Editorial
Copyright ©The Author(s) 2017. Published by Baishideng Publishing Group Inc. All rights reserved.
World J Nephrol. Mar 6, 2017; 6(2): 59-71
Published online Mar 6, 2017. doi: 10.5527/wjn.v6.i2.59
Application of established pathophysiologic processes brings greater clarity to diagnosis and treatment of hyponatremia
John K Maesaka, Louis J Imbriano, Nobuyuki Miyawaki
John K Maesaka, Louis J Imbriano, Nobuyuki Miyawaki, Department of Medicine and Division of Nephrology and Hypertension, Winthrop-University Hospital, Mineola, NY 11501, United States
Author contributions: All the authors contributed to this manuscript.
Conflict-of-interest statement: No conflict of interest.
Open-Access: This article is an open-access article which was selected by an in-house editor and fully peer-reviewed by external reviewers. It is distributed in accordance with the Creative Commons Attribution Non Commercial (CC BY-NC 4.0) license, which permits others to distribute, remix, adapt, build upon this work non-commercially, and license their derivative works on different terms, provided the original work is properly cited and the use is non-commercial. See: http://creativecommons.org/licenses/by-nc/4.0/
Correspondence to: John K Maesaka, MD, Department of Medicine and Division of Nephrology and Hypertension, Winthrop-University Hospital, 200 Old Country Road, Suite 135, Mineola, NY 11501, United States. jmaesaka@winthrop.org
Telephone: +1-516-6632169 Fax: +1-516-6632179
Received: September 20, 2016
Peer-review started: September 24, 2016
First decision: October 20, 2016
Revised: December 6, 2016
Accepted: December 27, 2016
Article in press: December 28, 2016
Published online: March 6, 2017
Processing time: 166 Days and 1.6 Hours
Abstract

Hyponatremia, serum sodium < 135 mEq/L, is the most common electrolyte abnormality and is in a state of flux. Hyponatremic patients are symptomatic and should be treated but our inability to consistently determine the causes of hyponatremia has hampered the delivery of appropriate therapy. This is especially applicable to differentiating syndrome of inappropriate antidiuresis (SIAD) from cerebral salt wasting (CSW) or more appropriately, renal salt wasting (RSW), because of divergent therapeutic goals, to water-restrict in SIAD and administer salt and water in RSW. Differentiating SIAD from RSW is extremely difficult because of identical clinical parameters that define both syndromes and the mindset that CSW occurs rarely. It is thus insufficient to make the diagnosis of SIAD simply because it meets the defined characteristics. We review the pathophysiology of SIAD and RSW, the evolution of an algorithm that is based on determinations of fractional excretion of urate and distinctive responses to saline infusions to differentiate SIAD from RSW. This algorithm also simplifies the diagnosis of hyponatremic patients due to Addison’s disease, reset osmostat and prerenal states. It is a common perception that we cannot accurately assess the volume status of a patient by clinical criteria. Our algorithm eliminates the need to determine the volume status with the realization that too many factors affect plasma renin, aldosterone, atrial/brain natriuretic peptide or urine sodium concentration to be useful. Reports and increasing recognition of RSW occurring in patients without evidence of cerebral disease should thus elicit the need to consider RSW in a broader group of patients and to question any diagnosis of SIAD. Based on the accumulation of supporting data, we make the clinically important proposal to change CSW to RSW, to eliminate reset osmostat as type C SIAD and stress the need for a new definition of SIAD.

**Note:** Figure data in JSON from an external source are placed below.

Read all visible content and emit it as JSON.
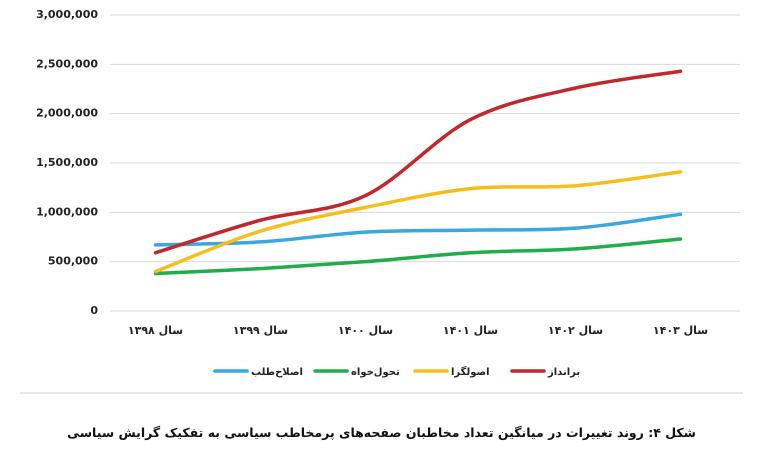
{
  "chart_data": {
    "type": "line",
    "categories": [
      "سال ۱۳۹۸",
      "سال ۱۳۹۹",
      "سال ۱۴۰۰",
      "سال ۱۴۰۱",
      "سال ۱۴۰۲",
      "سال ۱۴۰۳"
    ],
    "series": [
      {
        "name": "اصلاح‌طلب",
        "color": "#3aa8df",
        "values": [
          670000,
          700000,
          800000,
          820000,
          840000,
          980000
        ]
      },
      {
        "name": "تحول‌خواه",
        "color": "#1fae4b",
        "values": [
          380000,
          430000,
          500000,
          590000,
          630000,
          730000
        ]
      },
      {
        "name": "اصولگرا",
        "color": "#f5bf1b",
        "values": [
          400000,
          810000,
          1050000,
          1240000,
          1270000,
          1410000
        ]
      },
      {
        "name": "برانداز",
        "color": "#c0282d",
        "values": [
          590000,
          920000,
          1170000,
          1940000,
          2260000,
          2430000
        ]
      }
    ],
    "ylim": [
      0,
      3000000
    ],
    "yticks": [
      0,
      {
        "value": 500000,
        "label": "500,000"
      },
      {
        "value": 1000000,
        "label": "1,000,000"
      },
      {
        "value": 1500000,
        "label": "1,500,000"
      },
      {
        "value": 2000000,
        "label": "2,000,000"
      },
      {
        "value": 2500000,
        "label": "2,500,000"
      },
      {
        "value": 3000000,
        "label": "3,000,000"
      }
    ],
    "grid": true,
    "legend": "bottom",
    "caption": "شکل ۴: روند تغییرات در میانگین تعداد مخاطبان صفحه‌های پرمخاطب سیاسی به تفکیک گرایش سیاسی"
  }
}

Keywords: Hyponatremia; Cerebral-renal salt wasting; Fractional excretion of urate

Core tip: When dealing with normo-volemic, non-edematous hyponatremic patients the initial treatment should be i.v. normal saline, combined with measuring the fractional excretion of urate. As serum sodium is corrected, the patients with syndrome of inappropriate antidiuresis (SIAD) will normalize the fractional excretion of urate, while patients with cerebral-renal salt wasting will have a persistently elevated fractional excretion of urate. It appears that patients with SIAD will have a slow or no increase in serum sodium with saline, while patients with renal salt wasting will have a more rapid increase in serum sodium.